A Monaco si scala più che in qualsiasi altro circuito del calendario. 78 giri, nessun rettilineo, frenate che arrivano senza preavviso. Quando la trasmissione inserisce una marcia che il pilota non ha chiesto, il retrotreno va per conto suo e lì fuori ci sono i muretti.
Fernando Alonso giovedì non ha girato intorno alla questione: «Se abbiamo ancora il problema di scalata casuale come a Miami, probabilmente non possiamo neanche correre. Andremo a sbattere in uno dei punti di frenata».
Quando la scalata porta verso il muro
Una scalata anomala sul cambio produce due effetti, entrambi brutti. Il motore può erogare coppia invece di decelerare, oppure il bloccaggio dei freni posteriori arriva fuori sequenza. A Montecarlo, dove le barriere sono a trenta centimetri dalla traiettoria, non c’è spazio per gestirla.
Lance Stroll ha completato il quadro. L’Aston Martin perde la sincronizzazione di cambio ogni volta che la velocità scende sotto i quaranta chilometri orari. A Monaco succede alla Loews, la curva più lenta del calendario quindi ogni giro.
«Perdiamo la sincronia completamente», ha detto Stroll. «Poi dobbiamo risincronizzare. È tempo perso ogni volta».
Due settimane di lavoro dopo il Canada. La pista dirà quanto è servito.

Il sedile, Newey, e i millimetri di Canada
In Canada Alonso ha guidato a disagio per quasi tutto il weekend. La causa è nella posizione di guida: quest’anno, su indicazione di Adrian Newey, il sedile è stato inclinato all’indietro rispetto al 2025 per guadagnare qualcosa in aerodinamica. Nel corso di una gara, quell’angolazione in più preme su un nervo. Alonso ha perso sensibilità alle gambe.

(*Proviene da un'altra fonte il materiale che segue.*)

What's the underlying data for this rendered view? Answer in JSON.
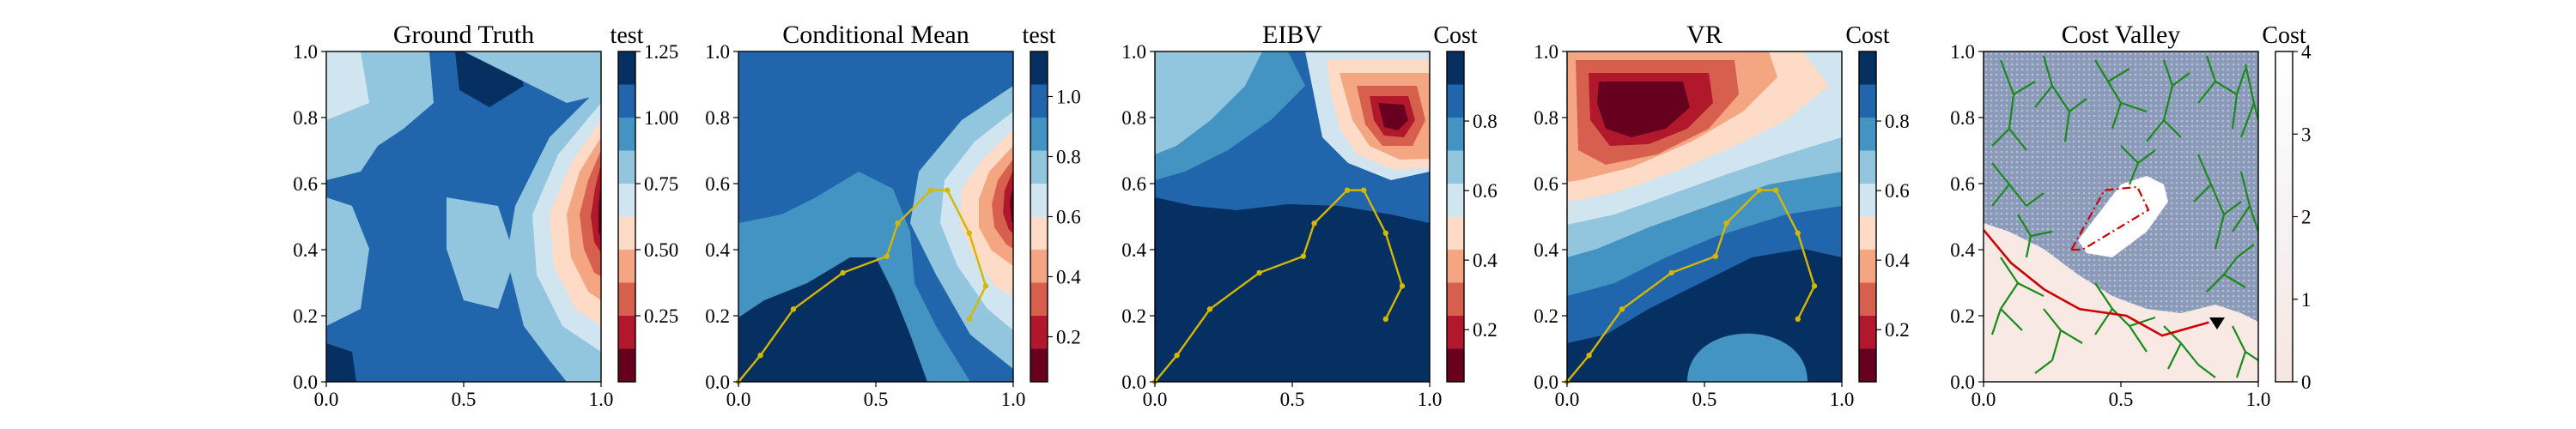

Per Monaco ha rimesso tutto com’era l’anno scorso. «Siamo tornati quasi alla posizione del 2025», ha detto. «Nessun esperimento».
Newey torna in paddock a Monaco per la prima volta da Melbourne. È il circuito dove il lavoro sull’assetto meccanico pesa di più, e la sua presenza questa settimana non è una coincidenza. Se l’Aston Martin riuscirà a sfruttarlo, dipende da quante cose nel frattempo hanno smesso di rompersi.